上次发了一篇《热榜标题词云实时更新词云上线,给标题起名提供参观建议》,今天突然上热榜一一段时间,还被范博at了。虽然对上热榜本身已经无感,但是被范博at还非常让我高兴的。
这到晚上后,有人在评论区问到热榜数据怎么爬。
热心的我,现在就花几分钟时间教会大家。
首先,打开热榜页面并打开开发者工具,监控xhr类型的请求:
然后复制为curl(bash)类型的请求:
然后我们在jupyte中执行:
!curl2py
注意:该命令需要安装filestools
安装命令:pip install filestools
然后就可以将当前请求的python代码粘贴出来了,删除cookie部分后如下:
import requests
import json
headers = {
"authority": "blog.csdn.net",
"accept": "application/json, text/plain, */*",
"user-agent": "Mozilla/5.0 (Windows NT 10.0; WOW64) AppleWebKit/537.36 (KHTML, like Gecko) Chrome/86.0.4240.198 Safari/537.36",
"sec-fetch-site": "same-origin",
"sec-fetch-mode": "cors",
"sec-fetch-dest": "empty",
"referer": "https://blog.csdn.net/rank/list",
"accept-language": "zh-CN,zh;q=0.9"
}
params = {
"page": "0",
"pageSize": "25"
}
res = requests.get(
"https://blog.csdn.net/phoenix/web/blog/hot-rank",
params=params,
headers=headers,
)
print(res.text)
这样我们就能获取到热榜第一页的数据。
稍微改进一下代码,循环爬取四页:
import pandas as pd
import requests
headers = {
"authority": "blog.csdn.net",
"accept": "application/json, text/plain, */*",
"user-agent": "Mozilla/5.0 (Windows NT 10.0; WOW64) AppleWebKit/537.36 (KHTML, like Gecko) Chrome/86.0.4240.198 Safari/537.36",
"sec-fetch-site": "same-origin",
"sec-fetch-mode": "cors",
"sec-fetch-dest": "empty",
"referer": "https://blog.csdn.net/rank/list",
"accept-language": "zh-CN,zh;q=0.9"
}
session = requests.session()
session.get("https://blog.csdn.net/rank/list", headers=headers)
params = {
"page": "",
"pageSize": "25"
}
result = []
for i in range(4):
params["page"] = str(i)
res = session.get(
"https://blog.csdn.net/phoenix/web/blog/hot-rank", params=params, headers=headers)
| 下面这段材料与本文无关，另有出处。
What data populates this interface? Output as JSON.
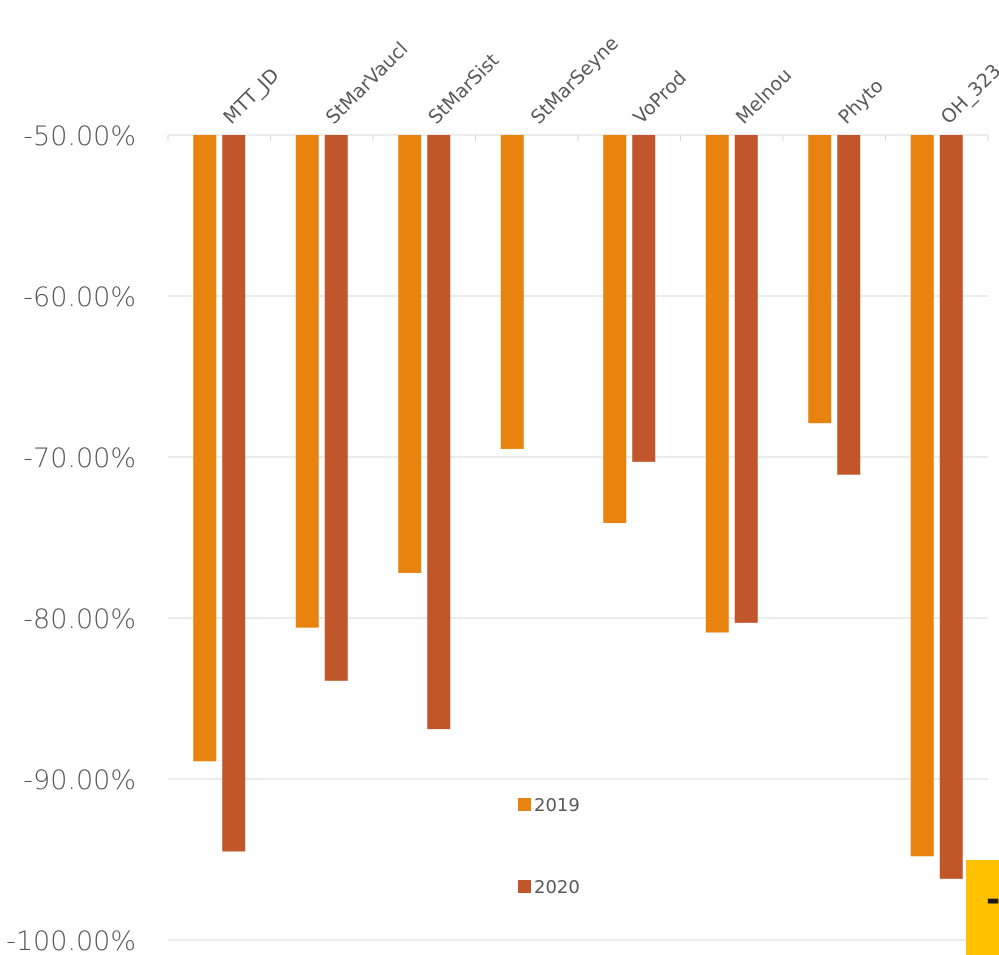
{
  "chart_data": {
    "type": "bar",
    "title": "",
    "xlabel": "",
    "ylabel": "",
    "categories": [
      "MTT_JD",
      "StMarVaucl",
      "StMarSist",
      "StMarSeyne",
      "VoProd",
      "Melnou",
      "Phyto",
      "OH_323"
    ],
    "series": [
      {
        "name": "2019",
        "color": "#e8830f",
        "values": [
          -88.9,
          -80.6,
          -77.2,
          -69.5,
          -74.1,
          -80.9,
          -67.9,
          -94.8
        ]
      },
      {
        "name": "2020",
        "color": "#c0562a",
        "values": [
          -94.5,
          -83.9,
          -86.9,
          null,
          -70.3,
          -80.3,
          -71.1,
          -96.2
        ]
      }
    ],
    "ylim": [
      -100,
      -50
    ],
    "yticks": [
      -50,
      -60,
      -70,
      -80,
      -90,
      -100
    ],
    "ytick_labels": [
      "-50.00%",
      "-60.00%",
      "-70.00%",
      "-80.00%",
      "-90.00%",
      "-100.00%"
    ],
    "grid": true,
    "legend": "inside-bottom-center",
    "annotation": {
      "text": "-",
      "color": "#ffc000"
    }
  }
}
df = pd.DataFrame(res.json()['data'])[[
"userName", "nickName", "articleTitle", "viewCount",
"commentCount", "favorCount", "articleDetailUrl", "hotRankScore"]]
result.append(df)
hot_rank = pd.concat(result, ignore_index=True)
hot_rank.commentCount = hot_rank.commentCount.astype(int)
hot_rank.favorCount = hot_rank.favorCount.astype(int)
hot_rank.viewCount = hot_rank.viewCount.astype(int)
hot_rank.hotRankScore = hot_rank.hotRankScore.astype(int)
hot_rank.index += 1
hot_rank.reset_index(inplace=True)
hot_rank.columns = ["排名", "csdnid", "昵称", "标题", "阅读", "评论", "收藏", "链接", "热度"]
hot_rank
这样我们就获取热榜100条的所有数据了。
就是这么简单,童鞋们都再也不用担心不会采集热榜了。